Александр Викторович еще в 1814 году был причислен к лейб-гвардии Преображенскому полку, где к 1823 году дослужился до чина штабс-капитана. После этого его перевели (по не совсем понятным для историков причинам) майором в Днепровский пехотный полк, расквартированный на юге России. Оттуда Поджио спустя полтора года вышел в отставку («по домашним обстоятельствам») с чином подполковника.
С 1821 года Александр Поджио был членом Северного общества, а с 1823-го — заодно и Южного. На тайных сходках бравый офицер выделялся активностью и красноречием, причем частенько предлагал заговорщикам предпринять самые решительные меры, вплоть до уничтожения всей августейшей семьи. (Правда, после ареста и препровождения в Петербург его энтузиазм быстро сошел на нет, и поведение отставного подполковника Поджио в ходе следствия временами выглядело, мягко говоря, сомнительным, жалким.)
Его осудили по I разряду — и по конфирмации вместо смертной казни приговорили к вечной каторге. (Срок каторжных работ Поджио, как и у других злоумышленников, впоследствии неоднократно сокращался.) Сначала Поджио содержался в Кексгольмской крепости, потом в Шлиссельбурге, а в январе 1828 года он был доставлен в Читинский острог. Позднее его вместе с прочими государственными преступниками перевели в Петровский завод. С 1839 года декабриста обратили на поселение в Усть-Куде Иркутской губернии.
Сын иркутского купца Н. А. Белоголовый, учебными занятиями которого в первой половине 1840-х годов руководил А. В. Поджио, вспоминал о своем «почтенном учителе и друге» так: «Длинные черные волосы, падавшие густыми прядами на плечи, красивый лоб, черные выразительные глаза, орлиный нос, при среднем росте и изящной пропорциональности членов, давали нашему новому наставнику привлекательную внешность и вместе с врожденною подвижностью в движениях и с живостью характера ясно указывали на его южное происхождение. Под этой красивой наружностью скрывался человек редких достоинств и редкой души. Тяжелая ссылка и испорченная жизнь только закалили в нем рыцарское благородство, искренность и прямодушие в отношениях, горячность в дружбе и тому подобные прекрасные свойства <…>, но при этом придали ему редкую мягкость, незлобие и терпимость к людям, которые до конца его жизни действовали обаятельно на всех, с кем ему приходилось сталкиваться»[854].

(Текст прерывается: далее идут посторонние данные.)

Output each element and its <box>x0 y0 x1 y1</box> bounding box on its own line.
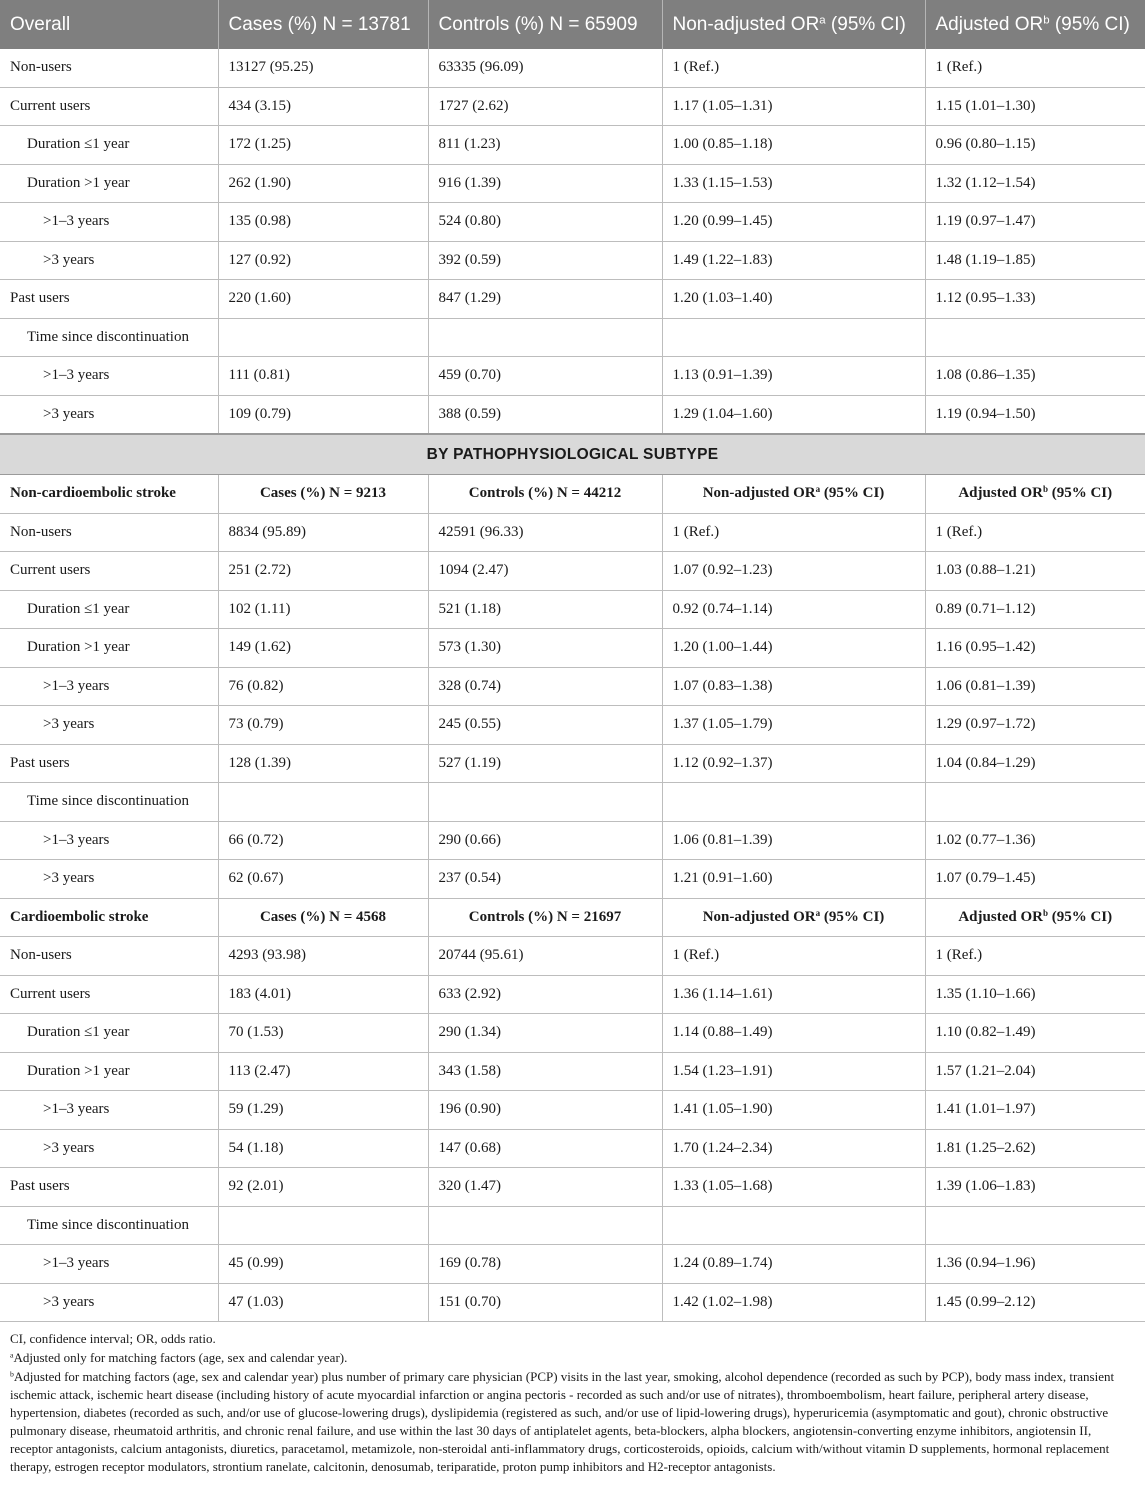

Сближение Марии Николаевны с Александром Поджио, «итальянцем, сохранившим весь жар и все убеждения юношества» (Е. И. Якушкин), произошло в Петровском заводе в начале тридцатых годов и не стало тайной за семью печатями для окружающих. Не случайно С. Г. Волконский в 1832 году просил каторжанина как-то повлиять на только что ставшую матерью княгиню Волконскую[855]: он тогда уже знал, что его жена прислушивается к словам «доброго кузена» Александра Викторовича. Кто-то из декабристов трактовал отношения Волконской и Поджио как обыкновенную дружбу, кто-то был склонен видеть в них нечто большее. Последние (преобладавшие), однако, руководствовались в основном слухами и догадками. К сожалению, они порою прибегали и к оскорбительным публичным заявлениям. Например, печально известный «декабрист-провокатор» И. И. Завалишин (родной брат Дмитрия Завалишина) «на всех перекрестках трубил про бедную М. Н. Волконскую, что она вторая Мессалина»[856]. Определенную лепту в дело посрамления Марии Николаевны внесли и «сибирские жители», а также отдельные позднейшие мемуаристы.